Magie des noms, des images évoquées, magie surpuissante du lointain où la géographie ne se sépare plus de l’histoire, ni l’histoire du mythe : « Rien que le fait de prononcer le nom, c’est déjà toute une affaire » dit André de Margerie, actuel directeur adjoint des relations internationales d’Arte France, se livrant à l’inventaire de cet Orient qui hante l’imaginaire de l’Occident. Afghanistan : « Voici qu’un royaume n’est plus que de paroles… » C’est donc à recueillir ces paroles fascinées, expressions d’un regard le plus souvent extérieur, ébloui, saisi, ravi, que s’est employé le poète et producteur André Velter. Tenter de saisir cette passion de façon oblique, c’est choisir l’angle le mieux à même peut-être de transmettre ce qu’on aime ; le détour par la voix des autres aiguise le désir et l’accroît. Surtout, il le transmet. Voix de témoins, d’artistes, de poètes, de voyageurs et de voyants, car tous sont cela, tout ensemble. Ils ont vécu un rêve, une révélation, touché à une réalité qui leur semble maintenant d’une autre vie. Leur voix, calme et posée, reflète avec précision cette expérience commune d’un monde dont ils ne sont pas revenus, qu’ils ont su menacé et que l’on voit maintenant fracassé. Reste la mémoire, hantée d’une lumière, de la foulée des chevaux, de la dignité des hommes dont tous relèvent la parfaite adéquation à une terre qui a exigé d’eux le meilleur. Des hommes dans le regard desquels les occidentaux découvrent leur barbarie. Un fil court, des correspondances s’établissent entre ces témoignages, et c’est l’Afghanistan qui se dessine, rêve autrefois « vivant et palpable », aujourd’hui hallucination collective. Cet Afghanistan d’avant les talibans, d’avant l’Amérique, d’avant 78. « Ennemi, ne frappe pas en vain cette porte : va-t-en » dit un poème ; c’est faire au barbare l’hommage de sa propre dignité. Pour l’heure, il frappe encore, et demeure.

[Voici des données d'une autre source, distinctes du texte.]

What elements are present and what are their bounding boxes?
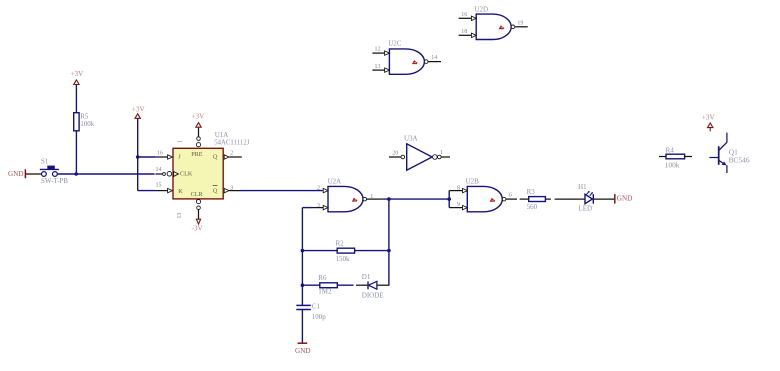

La musique ponctue, de loin en loin, ces paroles abîmées en ce songe vibrant qui court de voix en voix. Illustrations radiophoniques, créditées de façon presque indécelable, ces plages sonores, puisées à des sources diverses, qui n’occupent presque jamais le premier plan participent néanmoins d’un jeu subtil. S’il est une musique du monde qui soit mieux qu’une chimère, encore faut-il qu’il soit un monde dont elle puisse être la musique. Ce monde n’existe plus qu’en ces voix, témoins de sa disparition ; la musique ne peut sourdre qu’en les relayant, comme persistance exténuée de ce qui n’est plus. Belle mais déjà assourdie, déchirée comme cette flûte balayant  » le cœur sauvage du monde  » pour laisser flotter dans la voix de Michaël Barry la lumière de Balkh -« le plus grand cadeau spirituel qui m’ait été offert »-, éteinte à jamais le jour où son maître soufi fut tiré de son sommeil et achevé d’un coup de revolver dans la nuque.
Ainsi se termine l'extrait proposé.